Davis and Lukomnik will be speaking at R.J. Julia in Madison on Thursday, May 19 and at Congregation Beth Shalom Rodfe Zedek in Chester on Sunday, May 22.
The mere mention of the words “Wall Street,” Lukomni maintains, inspires a sense of “free-floating rage,” even as people understand the importance of the financial system.
“Bernie got the rage right,” he adds, referring to the animating principle of presidential candidate Bernie Sanders’s campaign, “but he doesn’t have the solution.”
Lukomnik thinks he and his co-authors of What They Do With Your Money have a far better answer for the problem: awareness.
“We don’t want to engender anger. We want to engender awareness. Free floating anger doesn’t help anything,” he said.
The authors believe investors need to understand a variety of issues including where mutual funds invest money, how mutual fund advisors are paid, and how their funds are invested.
Paying a fund manager 1.5- or two percent of earnings a year doesn’t sound like much, but over a lifetime, Davis pointed out, that can eat up as much as half of an investor’s retirement funds. And, he noted, there is little correlation between the management cost and the fund’s performances. The mutual funds with the lowest charges perform just as well as the firms that charge the highest compensation rates.
In the Netherlands, where rates are far lower, an investor putting away the same amounts of money would end up with 50 percent more funds for retirement because of the far lower costs for the management of the money, Davis said.
Lukomnik noted that the two percent charge has remained unchanged over decades.
“All kinds of things have advanced. We have computers, we landed on the moon, cars are more efficient—everything is more efficient but finance. We are still paying that two percent while business in the financial sector has more than quadrupled.”
He pointed a finger at the ever-lengthening chain of middlemen involved in financial transactions as the culprit in rising costs.
Moreover, the amount managers charge clients is often expressed unclearly, using basis points rather than just providing the overall cost in a readily understood dollar amount or percentage. Clients looking at the basis points cannot easily comprehend what they are actually being charged.
“We should make fees explicit,” Lukomnik noted.
There are many other areas the authors identify as ripe for reform, from out-of-control CEO compensation to the kinds of companies mutual funds purchase. Investors often don’t know what stocks their money is buying and are unaware of whether their investments support businesses that exploit workers or pollute the environment. These are moral issues of critical significance, Davis said, but also, given the range of information now available on the Internet and social media, concerns that can materially affect the price of stocks.
Davis, a senior fellow in corporate governance at Harvard Law School, is a Madison resident. Lukomnik, executive director of the Investor Responsibility Research Center, divides his time between Madison and New York City. Pitt-Watson, who lives in England, is executive fellow of finance at the London Business School. The three co-authored an earlier book, The New Capitalists: How Citizens are Reshaping the Corporate Agenda.
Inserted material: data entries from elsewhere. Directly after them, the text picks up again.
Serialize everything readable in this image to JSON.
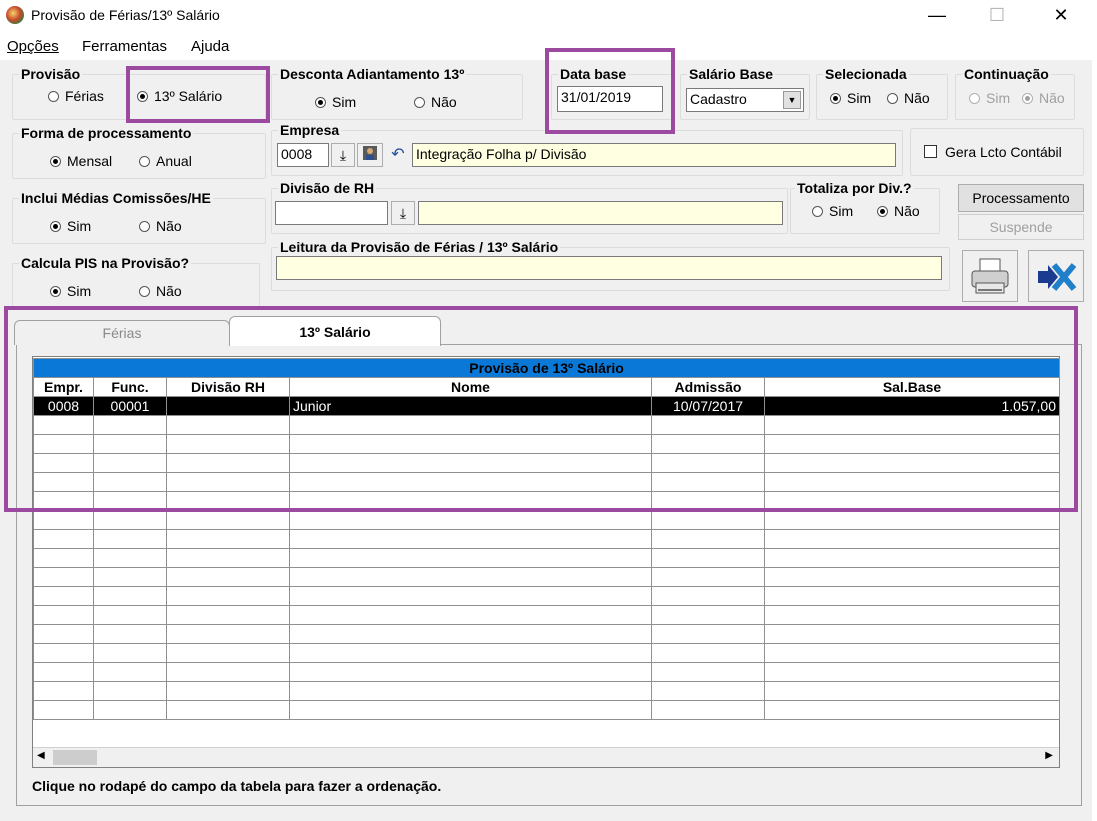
{
  "window": {
    "title": "Provisão de Férias/13º Salário",
    "minimize": "—",
    "maximize": "☐",
    "close": "✕"
  },
  "menu": {
    "opcoes": "Opções",
    "ferramentas": "Ferramentas",
    "ajuda": "Ajuda"
  },
  "provisao": {
    "label": "Provisão",
    "ferias": "Férias",
    "decimo": "13º Salário",
    "selected": "13º Salário"
  },
  "desconta": {
    "label": "Desconta Adiantamento 13º",
    "sim": "Sim",
    "nao": "Não",
    "selected": "Sim"
  },
  "data_base": {
    "label": "Data base",
    "value": "31/01/2019"
  },
  "salario_base": {
    "label": "Salário Base",
    "value": "Cadastro"
  },
  "selecionada": {
    "label": "Selecionada",
    "sim": "Sim",
    "nao": "Não",
    "selected": "Sim"
  },
  "continuacao": {
    "label": "Continuação",
    "sim": "Sim",
    "nao": "Não",
    "selected": "Não",
    "disabled": true
  },
  "forma": {
    "label": "Forma de processamento",
    "mensal": "Mensal",
    "anual": "Anual",
    "selected": "Mensal"
  },
  "empresa": {
    "label": "Empresa",
    "code": "0008",
    "name": "Integração Folha p/ Divisão"
  },
  "gera_lcto": {
    "label": "Gera Lcto Contábil",
    "checked": false
  },
  "inclui_medias": {
    "label": "Inclui Médias Comissões/HE",
    "sim": "Sim",
    "nao": "Não",
    "selected": "Sim"
  },
  "divisao": {
    "label": "Divisão de RH",
    "code": "",
    "name": ""
  },
  "totaliza": {
    "label": "Totaliza por Div.?",
    "sim": "Sim",
    "nao": "Não",
    "selected": "Não"
  },
  "buttons": {
    "processamento": "Processamento",
    "suspende": "Suspende"
  },
  "calcula_pis": {
    "label": "Calcula PIS na Provisão?",
    "sim": "Sim",
    "nao": "Não",
    "selected": "Sim"
  },
  "leitura": {
    "label": "Leitura da Provisão de Férias / 13º Salário",
    "value": ""
  },
  "tabs": [
    {
      "label": "Férias",
      "active": false
    },
    {
      "label": "13º Salário",
      "active": true
    }
  ],
  "grid": {
    "title": "Provisão de 13º Salário",
    "columns": [
      "Empr.",
      "Func.",
      "Divisão RH",
      "Nome",
      "Admissão",
      "Sal.Base"
    ],
    "rows": [
      [
        "0008",
        "00001",
        "",
        "Junior",
        "10/07/2017",
        "1.057,00"
      ]
    ]
  },
  "footer": "Clique no rodapé do campo da tabela  para fazer a ordenação.",
  "icons": {
    "print": "printer-icon",
    "exit": "exit-icon",
    "accent": "#9b4a9f",
    "grid_header": "#0a78d7"
  }
}
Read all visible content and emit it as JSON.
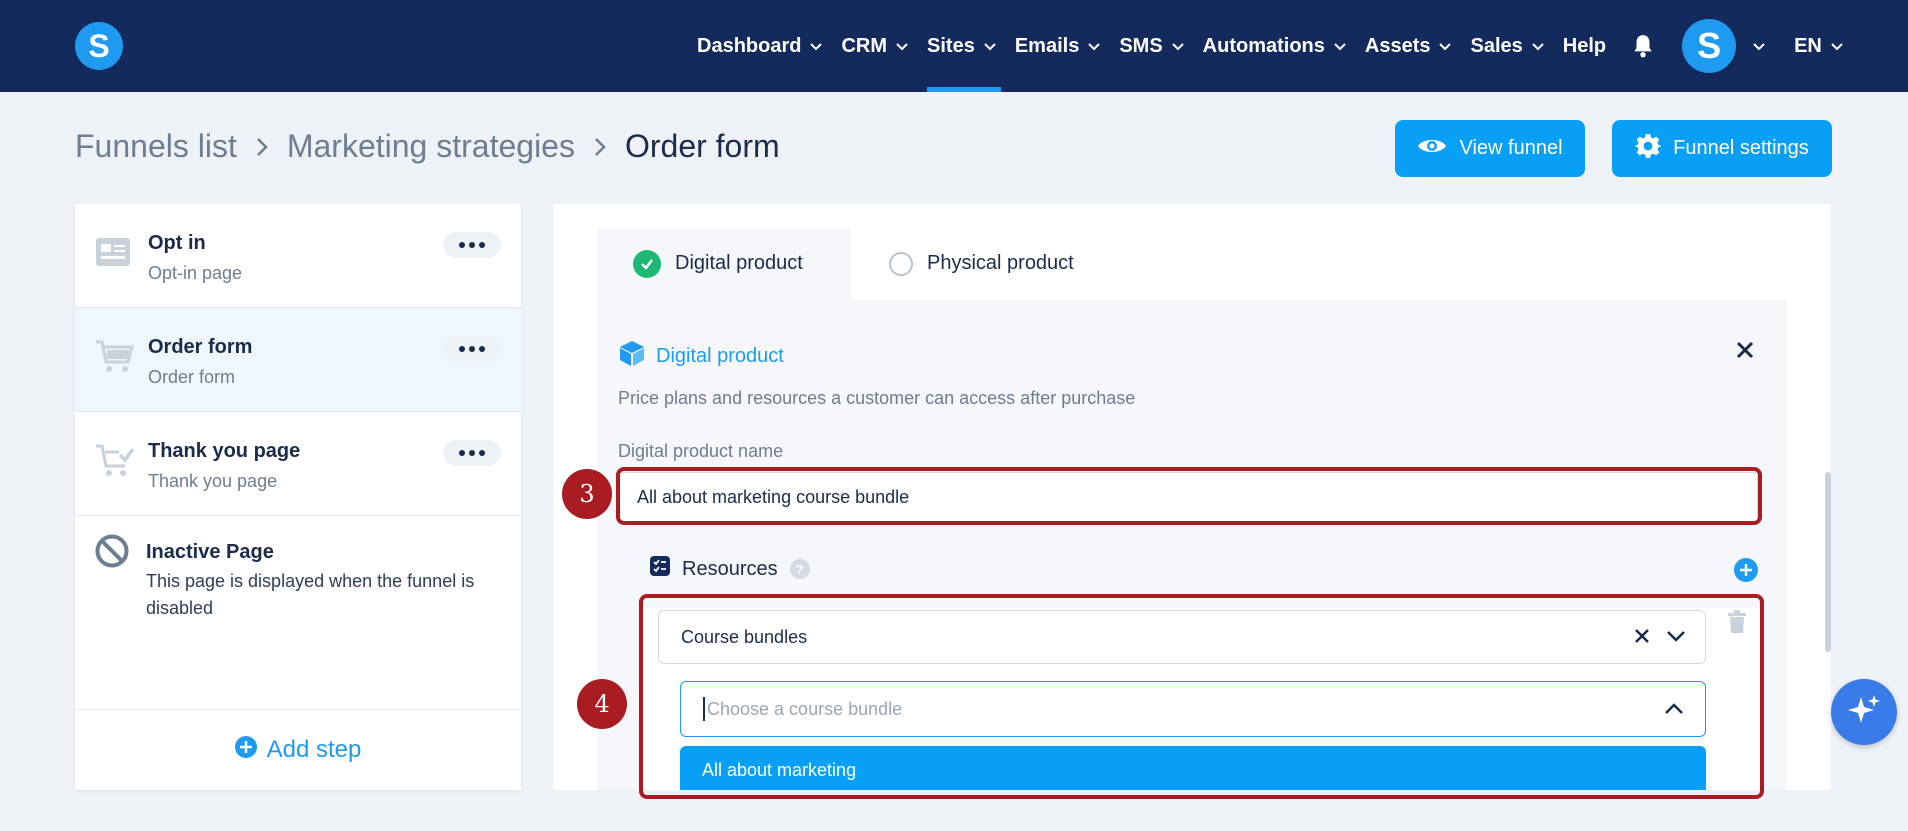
{
  "nav": {
    "items": [
      {
        "label": "Dashboard",
        "dropdown": true,
        "active": false
      },
      {
        "label": "CRM",
        "dropdown": true,
        "active": false
      },
      {
        "label": "Sites",
        "dropdown": true,
        "active": true
      },
      {
        "label": "Emails",
        "dropdown": true,
        "active": false
      },
      {
        "label": "SMS",
        "dropdown": true,
        "active": false
      },
      {
        "label": "Automations",
        "dropdown": true,
        "active": false
      },
      {
        "label": "Assets",
        "dropdown": true,
        "active": false
      },
      {
        "label": "Sales",
        "dropdown": true,
        "active": false
      },
      {
        "label": "Help",
        "dropdown": false,
        "active": false
      }
    ],
    "logo_letter": "S",
    "avatar_letter": "S",
    "language": "EN"
  },
  "breadcrumb": {
    "items": [
      "Funnels list",
      "Marketing strategies"
    ],
    "current": "Order form"
  },
  "actions": {
    "view_funnel": "View funnel",
    "funnel_settings": "Funnel settings"
  },
  "steps": [
    {
      "title": "Opt in",
      "subtitle": "Opt-in page",
      "icon": "opt-in-page-icon"
    },
    {
      "title": "Order form",
      "subtitle": "Order form",
      "icon": "cart-icon"
    },
    {
      "title": "Thank you page",
      "subtitle": "Thank you page",
      "icon": "cart-check-icon"
    }
  ],
  "inactive": {
    "title": "Inactive Page",
    "description": "This page is displayed when the funnel is disabled"
  },
  "add_step": "Add step",
  "tabs": {
    "digital": "Digital product",
    "physical": "Physical product"
  },
  "product": {
    "heading": "Digital product",
    "description": "Price plans and resources a customer can access after purchase",
    "name_label": "Digital product name",
    "name_value": "All about marketing course bundle"
  },
  "resources": {
    "heading": "Resources",
    "help": "?",
    "type_value": "Course bundles",
    "bundle_placeholder": "Choose a course bundle",
    "option": "All about marketing"
  },
  "annotations": {
    "badge_3": "3",
    "badge_4": "4"
  },
  "colors": {
    "nav_bg": "#142a5c",
    "accent": "#08a0f7",
    "annotation": "#a81c22",
    "success": "#1db974"
  }
}
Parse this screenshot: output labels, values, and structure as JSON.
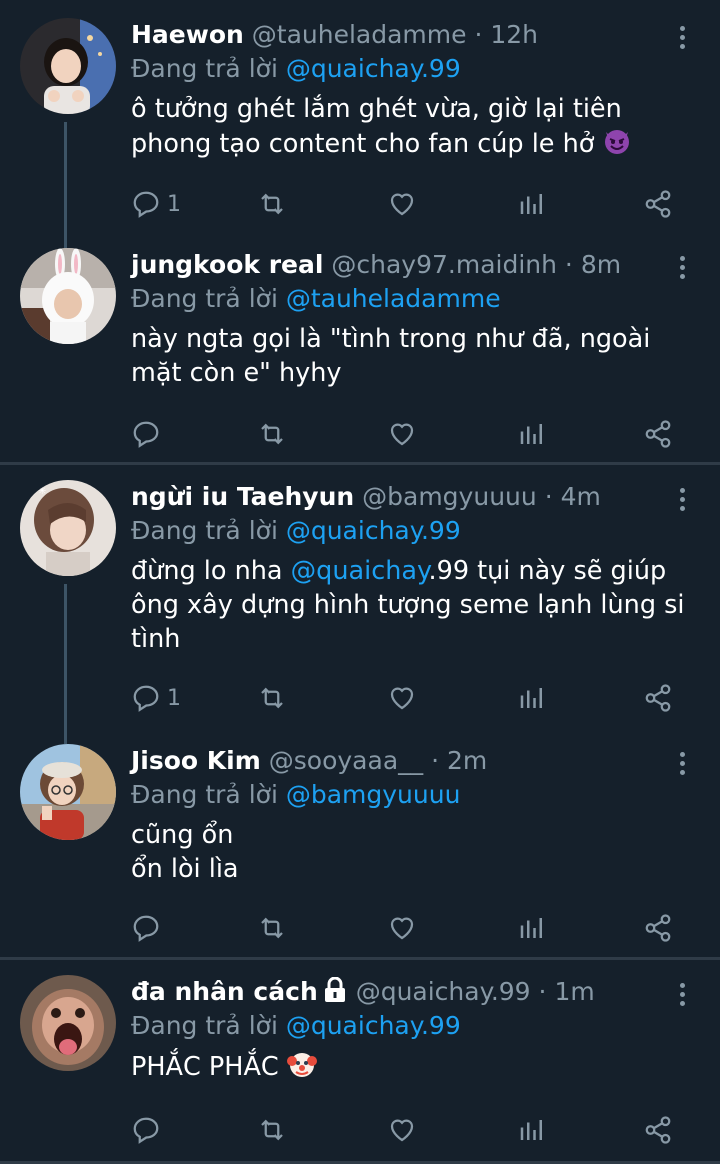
{
  "tweets": [
    {
      "name": "Haewon",
      "handle": "@tauheladamme",
      "time": "12h",
      "reply_prefix": "Đang trả lời",
      "reply_to": "@quaichay.99",
      "text": "ô tưởng ghét lắm ghét vừa, giờ lại tiên\nphong tạo content cho fan cúp le hở",
      "emoji": "devil-emoji",
      "reply_count": "1",
      "avatar": "photo-girl-dark-hair"
    },
    {
      "name": "jungkook real",
      "handle": "@chay97.maidinh",
      "time": "8m",
      "reply_prefix": "Đang trả lời",
      "reply_to": "@tauheladamme",
      "text": "này ngta gọi là \"tình trong như đã, ngoài\nmặt còn e\" hyhy",
      "reply_count": "",
      "avatar": "photo-bunny-costume"
    },
    {
      "name": "ngừi iu Taehyun",
      "handle": "@bamgyuuuu",
      "time": "4m",
      "reply_prefix": "Đang trả lời",
      "reply_to": "@quaichay.99",
      "text_before": "đừng lo nha ",
      "text_mention": "@quaichay",
      "text_after": ".99 tụi này sẽ giúp\nông xây dựng hình tượng seme lạnh lùng si\ntình",
      "reply_count": "1",
      "avatar": "photo-long-hair"
    },
    {
      "name": "Jisoo Kim",
      "handle": "@sooyaaa__",
      "time": "2m",
      "reply_prefix": "Đang trả lời",
      "reply_to": "@bamgyuuuu",
      "text": "cũng ổn\nổn lòi lìa",
      "reply_count": "",
      "avatar": "photo-girl-glasses"
    },
    {
      "name": "đa nhân cách",
      "handle": "@quaichay.99",
      "time": "1m",
      "reply_prefix": "Đang trả lời",
      "reply_to": "@quaichay.99",
      "text": "PHẮC PHẮC",
      "emoji": "clown-emoji",
      "locked": true,
      "reply_count": "",
      "avatar": "photo-monkey-face"
    }
  ],
  "sep_dot": "·",
  "colors": {
    "background": "#15202b",
    "mention": "#1da1f2",
    "muted": "#8899a6",
    "separator": "#2f3b47"
  }
}
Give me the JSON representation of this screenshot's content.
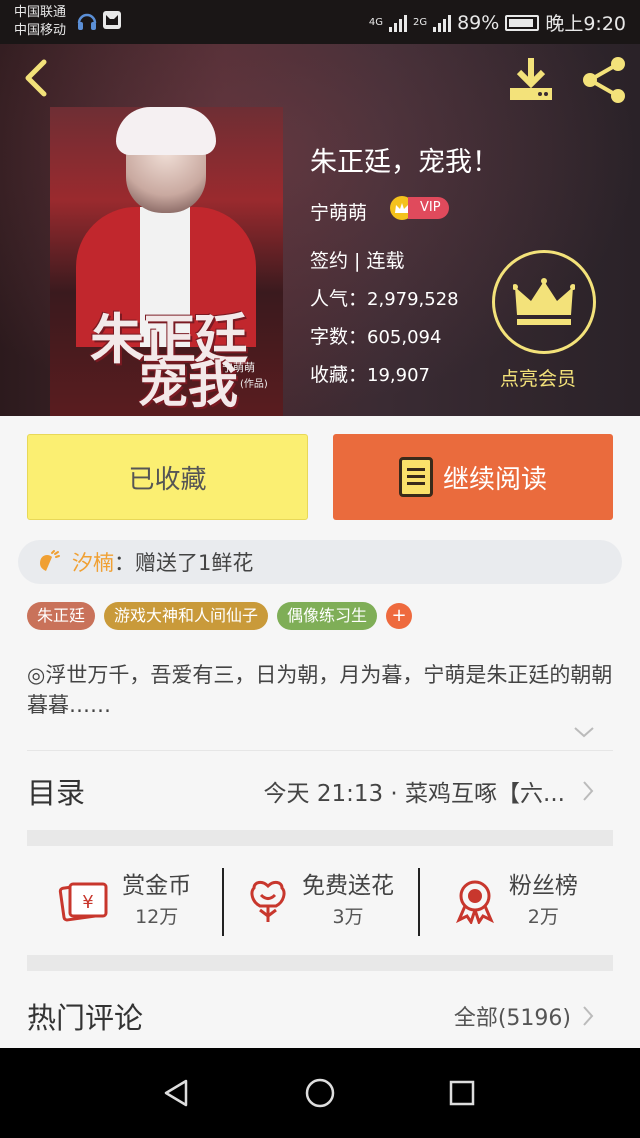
{
  "status_bar": {
    "carrier_1": "中国联通",
    "carrier_2": "中国移动",
    "net_1": "4G",
    "net_2": "2G",
    "battery": "89%",
    "time": "晚上9:20"
  },
  "header": {
    "back_icon": "chevron-left-icon",
    "download_icon": "download-icon",
    "share_icon": "share-icon"
  },
  "book": {
    "title": "朱正廷，宠我！",
    "author": "宁萌萌",
    "vip_label": "VIP",
    "status": "签约 | 连载",
    "popularity_label": "人气：",
    "popularity": "2,979,528",
    "wordcount_label": "字数：",
    "wordcount": "605,094",
    "favorites_label": "收藏：",
    "favorites": "19,907",
    "cover_title_1": "朱正廷",
    "cover_title_2": "宠我",
    "cover_author": "宁萌萌",
    "cover_note": "(作品)"
  },
  "member": {
    "label": "点亮会员",
    "icon": "crown-icon"
  },
  "actions": {
    "collected_label": "已收藏",
    "read_label": "继续阅读"
  },
  "flower_notice": {
    "giver": "汐楠",
    "text": "：赠送了1鲜花"
  },
  "tags": [
    {
      "label": "朱正廷",
      "color": "#c9725a"
    },
    {
      "label": "游戏大神和人间仙子",
      "color": "#c99a3a"
    },
    {
      "label": "偶像练习生",
      "color": "#7fae57"
    }
  ],
  "tag_add": "+",
  "intro": "◎浮世万千，吾爱有三，日为朝，月为暮，宁萌是朱正廷的朝朝暮暮……",
  "toc": {
    "label": "目录",
    "latest": "今天 21:13 · 菜鸡互啄【六..."
  },
  "stats": [
    {
      "name": "赏金币",
      "count": "12万",
      "icon": "reward-coin-icon"
    },
    {
      "name": "免费送花",
      "count": "3万",
      "icon": "flower-icon"
    },
    {
      "name": "粉丝榜",
      "count": "2万",
      "icon": "medal-icon"
    }
  ],
  "comments": {
    "label": "热门评论",
    "all": "全部(5196)"
  },
  "colors": {
    "accent_yellow": "#fbef72",
    "accent_orange": "#ea6b3d",
    "gold": "#f3e27a"
  }
}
Working together and working long distance was not a challenge. Each had responsibility for writing a section of the book, but, according to Davis, with suggestions and emendations, by the time they were finished it was hard to tell who had written each chapter.
“We hope it is seamless,” he said.
Lukomnik saw another advantage: “If you get stuck, if you have writer’s block, you can talk to one another.”
The authors also worked hard to make it a book understandable to laymen rather than to economists.
“We tried to purge the book of financial lingo,” Davis said.
The goal is not simply to have shareholders understand, but to encourage them to take a far more active role in pressing money managers and corporations for the kind of reforms of corporate governance that benefit the investing public.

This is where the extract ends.